Hence, limited overall long-term efficacy also may help to explain the TPP.
Do RCTs generalize to real-world settings? How large is the gap between RCT-based efficacy and real-world effectiveness?
RCT-based efficacy does not generalize all that well to real-world practice, both for medication and for psychotherapy. Reasons: Large gaps in treatment choice and implementation quality exist in real-world practice; compared to the typical RCT patient, the real-world patient is somewhat less treatable (suicidal ideation; addiction, severe comorbidities). What the gaps, along with naturalistic follow-up studies, tell us is that treatment is not as effective long-term as we would like it to be.
This explanation appears to be one of the strongest candidates for understanding the TPP as it also amplifies the contribution of explanations 3 and 4.
Does treatment efficacy vary by different subtypes of depression? Specifically, could differential treatment benefits for chronic-recurrent versus non-recurrent cases dilute the potential beneficial effects of treatments for those most in clinical need? Further, chronic-recurrent cases are often very difficult to treat, or treatment-resistant.
The majority of people who initially become depressed have few if any recurrences, whereas recurrent and chronic cases become or remain depressed for much more time over the course of their lives. The availability of more and better treatments consequently has many more opportunities to benefit the smaller number of chronic-recurrent cases, while treatment effects at the population level for the many more non-recurrent cases most likely will be very limited. The resulting limited effects at the population level for the larger non-recurrent group could dilute more pronounced effects for the chronic-recurrent subgroup, obscuring a positive impact on prevalence for those in greatest need. However, it is unclear to what extent advances in preventive treatments specifically benefit the chronic-recurrent subgroup, or if these treatments are adequately transported into routine care for them (Explanations 3–5). Individually and combined, these subgroup considerations also provide potentially strong explanations for the TPP.
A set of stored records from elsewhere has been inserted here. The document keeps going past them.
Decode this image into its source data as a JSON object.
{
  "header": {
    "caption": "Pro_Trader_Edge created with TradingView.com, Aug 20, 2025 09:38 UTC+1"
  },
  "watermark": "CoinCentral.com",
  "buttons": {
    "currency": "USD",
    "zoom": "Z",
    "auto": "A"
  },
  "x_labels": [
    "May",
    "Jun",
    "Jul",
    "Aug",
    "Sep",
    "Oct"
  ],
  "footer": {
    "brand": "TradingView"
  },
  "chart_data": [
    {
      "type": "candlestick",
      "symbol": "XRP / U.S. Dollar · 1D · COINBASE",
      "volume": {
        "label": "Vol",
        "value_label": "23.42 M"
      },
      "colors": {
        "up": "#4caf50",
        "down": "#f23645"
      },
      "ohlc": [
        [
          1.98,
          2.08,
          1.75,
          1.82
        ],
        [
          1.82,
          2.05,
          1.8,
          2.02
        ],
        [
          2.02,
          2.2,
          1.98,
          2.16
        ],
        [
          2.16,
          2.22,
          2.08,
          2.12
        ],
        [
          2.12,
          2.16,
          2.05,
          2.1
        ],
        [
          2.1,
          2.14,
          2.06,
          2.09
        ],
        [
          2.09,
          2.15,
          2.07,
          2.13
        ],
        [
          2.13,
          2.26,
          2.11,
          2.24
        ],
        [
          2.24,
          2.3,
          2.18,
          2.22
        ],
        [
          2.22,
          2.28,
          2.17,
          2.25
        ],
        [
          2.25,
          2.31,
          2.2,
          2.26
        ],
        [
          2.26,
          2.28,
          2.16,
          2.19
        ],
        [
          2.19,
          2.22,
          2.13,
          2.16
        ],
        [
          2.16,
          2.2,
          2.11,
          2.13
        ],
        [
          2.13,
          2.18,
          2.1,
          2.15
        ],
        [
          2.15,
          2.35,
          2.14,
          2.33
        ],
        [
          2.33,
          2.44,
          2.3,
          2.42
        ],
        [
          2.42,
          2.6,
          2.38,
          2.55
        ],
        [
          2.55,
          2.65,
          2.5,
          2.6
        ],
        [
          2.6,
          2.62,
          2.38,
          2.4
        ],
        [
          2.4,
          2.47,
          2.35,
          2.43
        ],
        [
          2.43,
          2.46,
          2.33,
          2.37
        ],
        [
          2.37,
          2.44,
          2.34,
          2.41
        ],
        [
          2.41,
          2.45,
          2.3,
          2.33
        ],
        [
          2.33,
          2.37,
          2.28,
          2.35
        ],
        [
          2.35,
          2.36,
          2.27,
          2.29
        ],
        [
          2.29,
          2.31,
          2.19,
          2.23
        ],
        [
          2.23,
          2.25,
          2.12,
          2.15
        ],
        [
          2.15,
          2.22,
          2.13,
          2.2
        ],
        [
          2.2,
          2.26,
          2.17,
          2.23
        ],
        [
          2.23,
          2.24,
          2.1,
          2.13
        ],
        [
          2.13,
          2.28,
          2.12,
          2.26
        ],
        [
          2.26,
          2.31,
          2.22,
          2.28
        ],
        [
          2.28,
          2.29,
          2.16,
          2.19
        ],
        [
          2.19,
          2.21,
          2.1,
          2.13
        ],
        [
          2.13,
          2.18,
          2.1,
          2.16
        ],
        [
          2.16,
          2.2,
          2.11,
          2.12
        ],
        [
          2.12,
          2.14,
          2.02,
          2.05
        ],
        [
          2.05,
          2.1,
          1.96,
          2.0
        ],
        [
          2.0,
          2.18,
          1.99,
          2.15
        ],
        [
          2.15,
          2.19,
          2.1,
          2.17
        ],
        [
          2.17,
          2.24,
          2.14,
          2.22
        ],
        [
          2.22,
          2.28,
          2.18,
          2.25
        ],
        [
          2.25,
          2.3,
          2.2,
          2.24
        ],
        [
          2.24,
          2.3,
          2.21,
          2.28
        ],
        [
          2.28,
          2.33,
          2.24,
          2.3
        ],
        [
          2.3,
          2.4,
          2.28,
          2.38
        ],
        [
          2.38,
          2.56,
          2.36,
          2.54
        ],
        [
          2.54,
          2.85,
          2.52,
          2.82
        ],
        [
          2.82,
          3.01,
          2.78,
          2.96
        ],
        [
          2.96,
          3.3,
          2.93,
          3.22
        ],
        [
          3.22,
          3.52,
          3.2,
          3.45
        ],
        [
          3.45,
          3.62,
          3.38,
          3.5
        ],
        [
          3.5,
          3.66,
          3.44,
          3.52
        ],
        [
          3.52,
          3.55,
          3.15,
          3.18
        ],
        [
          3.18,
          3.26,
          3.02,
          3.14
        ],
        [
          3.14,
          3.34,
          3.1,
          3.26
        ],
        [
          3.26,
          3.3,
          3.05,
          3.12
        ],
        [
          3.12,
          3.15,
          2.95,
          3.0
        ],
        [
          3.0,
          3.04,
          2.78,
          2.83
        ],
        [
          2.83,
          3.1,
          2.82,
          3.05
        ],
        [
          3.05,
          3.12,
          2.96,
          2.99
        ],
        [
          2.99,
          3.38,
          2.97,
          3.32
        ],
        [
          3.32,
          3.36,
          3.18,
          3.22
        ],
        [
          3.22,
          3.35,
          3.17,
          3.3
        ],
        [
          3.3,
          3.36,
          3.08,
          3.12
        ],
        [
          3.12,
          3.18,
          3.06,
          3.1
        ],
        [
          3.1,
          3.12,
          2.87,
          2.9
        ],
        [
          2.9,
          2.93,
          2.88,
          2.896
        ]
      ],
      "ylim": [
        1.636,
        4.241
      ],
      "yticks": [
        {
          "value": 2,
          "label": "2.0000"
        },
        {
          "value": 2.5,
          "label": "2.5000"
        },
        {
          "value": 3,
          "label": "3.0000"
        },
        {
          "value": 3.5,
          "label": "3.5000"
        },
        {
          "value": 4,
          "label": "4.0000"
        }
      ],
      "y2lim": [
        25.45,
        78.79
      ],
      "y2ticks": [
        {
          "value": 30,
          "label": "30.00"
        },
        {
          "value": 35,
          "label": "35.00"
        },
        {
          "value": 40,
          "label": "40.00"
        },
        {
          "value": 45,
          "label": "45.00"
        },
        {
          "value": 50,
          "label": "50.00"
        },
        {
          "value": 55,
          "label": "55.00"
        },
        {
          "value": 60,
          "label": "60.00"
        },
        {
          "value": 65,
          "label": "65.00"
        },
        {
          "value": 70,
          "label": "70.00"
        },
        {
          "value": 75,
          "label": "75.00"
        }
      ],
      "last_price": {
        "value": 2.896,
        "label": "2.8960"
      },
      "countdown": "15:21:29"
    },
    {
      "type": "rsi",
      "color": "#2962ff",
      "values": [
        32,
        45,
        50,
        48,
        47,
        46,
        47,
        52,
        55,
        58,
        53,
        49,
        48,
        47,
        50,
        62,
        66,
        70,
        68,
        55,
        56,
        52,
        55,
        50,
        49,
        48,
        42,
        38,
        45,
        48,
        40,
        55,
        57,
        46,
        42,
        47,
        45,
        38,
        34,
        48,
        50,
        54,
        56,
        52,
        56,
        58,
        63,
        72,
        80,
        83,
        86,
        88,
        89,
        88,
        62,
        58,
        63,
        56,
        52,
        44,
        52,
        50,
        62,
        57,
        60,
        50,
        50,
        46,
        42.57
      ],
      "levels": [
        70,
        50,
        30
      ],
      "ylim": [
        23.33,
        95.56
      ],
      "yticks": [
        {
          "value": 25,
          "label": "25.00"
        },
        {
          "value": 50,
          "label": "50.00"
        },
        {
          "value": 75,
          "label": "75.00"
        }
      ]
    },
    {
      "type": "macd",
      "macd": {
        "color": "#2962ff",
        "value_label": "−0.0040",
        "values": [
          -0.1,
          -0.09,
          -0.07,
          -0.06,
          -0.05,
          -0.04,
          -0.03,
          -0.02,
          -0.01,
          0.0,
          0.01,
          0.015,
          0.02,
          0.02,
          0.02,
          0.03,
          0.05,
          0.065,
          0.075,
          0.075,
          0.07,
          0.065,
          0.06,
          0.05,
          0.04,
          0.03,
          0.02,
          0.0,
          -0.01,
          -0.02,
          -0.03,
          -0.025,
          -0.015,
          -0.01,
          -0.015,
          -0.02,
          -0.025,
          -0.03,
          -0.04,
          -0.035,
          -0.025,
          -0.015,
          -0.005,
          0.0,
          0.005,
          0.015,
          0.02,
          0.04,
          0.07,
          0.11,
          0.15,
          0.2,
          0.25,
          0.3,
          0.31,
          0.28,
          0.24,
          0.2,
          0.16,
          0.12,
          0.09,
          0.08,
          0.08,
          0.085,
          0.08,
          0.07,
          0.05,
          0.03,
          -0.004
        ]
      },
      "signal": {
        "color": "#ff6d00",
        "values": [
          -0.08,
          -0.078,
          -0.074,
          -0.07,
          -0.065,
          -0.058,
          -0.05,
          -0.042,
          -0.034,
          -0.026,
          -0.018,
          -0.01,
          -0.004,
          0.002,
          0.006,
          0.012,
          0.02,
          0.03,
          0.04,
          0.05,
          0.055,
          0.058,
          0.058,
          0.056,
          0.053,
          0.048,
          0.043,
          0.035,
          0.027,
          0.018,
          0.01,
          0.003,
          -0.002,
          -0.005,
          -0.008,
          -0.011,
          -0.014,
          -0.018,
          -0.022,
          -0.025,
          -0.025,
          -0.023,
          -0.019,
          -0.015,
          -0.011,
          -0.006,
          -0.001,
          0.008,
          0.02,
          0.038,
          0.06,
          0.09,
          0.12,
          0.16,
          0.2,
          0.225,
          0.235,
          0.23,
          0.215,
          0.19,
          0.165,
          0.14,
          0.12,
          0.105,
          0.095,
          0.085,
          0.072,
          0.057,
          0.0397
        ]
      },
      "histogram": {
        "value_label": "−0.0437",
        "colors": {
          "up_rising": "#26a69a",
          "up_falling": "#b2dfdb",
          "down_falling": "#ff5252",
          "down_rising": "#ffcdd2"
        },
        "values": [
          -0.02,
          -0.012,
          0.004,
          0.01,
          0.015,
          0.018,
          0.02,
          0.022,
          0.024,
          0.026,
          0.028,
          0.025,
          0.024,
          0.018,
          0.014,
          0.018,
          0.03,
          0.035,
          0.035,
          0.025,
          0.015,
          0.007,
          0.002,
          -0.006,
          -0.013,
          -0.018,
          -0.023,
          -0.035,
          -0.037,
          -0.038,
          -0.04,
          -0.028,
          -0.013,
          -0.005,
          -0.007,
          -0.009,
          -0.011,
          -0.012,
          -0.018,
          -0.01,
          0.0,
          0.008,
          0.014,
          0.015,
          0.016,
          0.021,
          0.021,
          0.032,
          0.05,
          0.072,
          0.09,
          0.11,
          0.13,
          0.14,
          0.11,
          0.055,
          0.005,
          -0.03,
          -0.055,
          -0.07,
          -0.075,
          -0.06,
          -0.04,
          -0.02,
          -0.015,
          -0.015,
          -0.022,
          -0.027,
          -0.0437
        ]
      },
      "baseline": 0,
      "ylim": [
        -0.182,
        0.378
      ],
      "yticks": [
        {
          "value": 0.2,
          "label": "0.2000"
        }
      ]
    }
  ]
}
Can treatment sometimes also have counterproductive consequences?
Oppositional perturbation refers to a medication-induced state of built-up perturbation in homeostatic monoamine regulatory mechanisms that “bounces back” when medication is discontinued, and then overshoots the normal balance of monoamine storage and release, increasing the risk for symptom return compared to spontaneous remission. Loss of agency refers to the hypothesis that either medication or psychotherapy could be counterproductive if either or both reduce self-help activity and active coping and thereby interfere with natural recovery mechanisms. Although some indirect evidence exists for each possibility, both mechanisms are largely speculative.
The explanatory potential of this concern remains to be demonstrated for understanding the TPP, but is worthy of further investigation.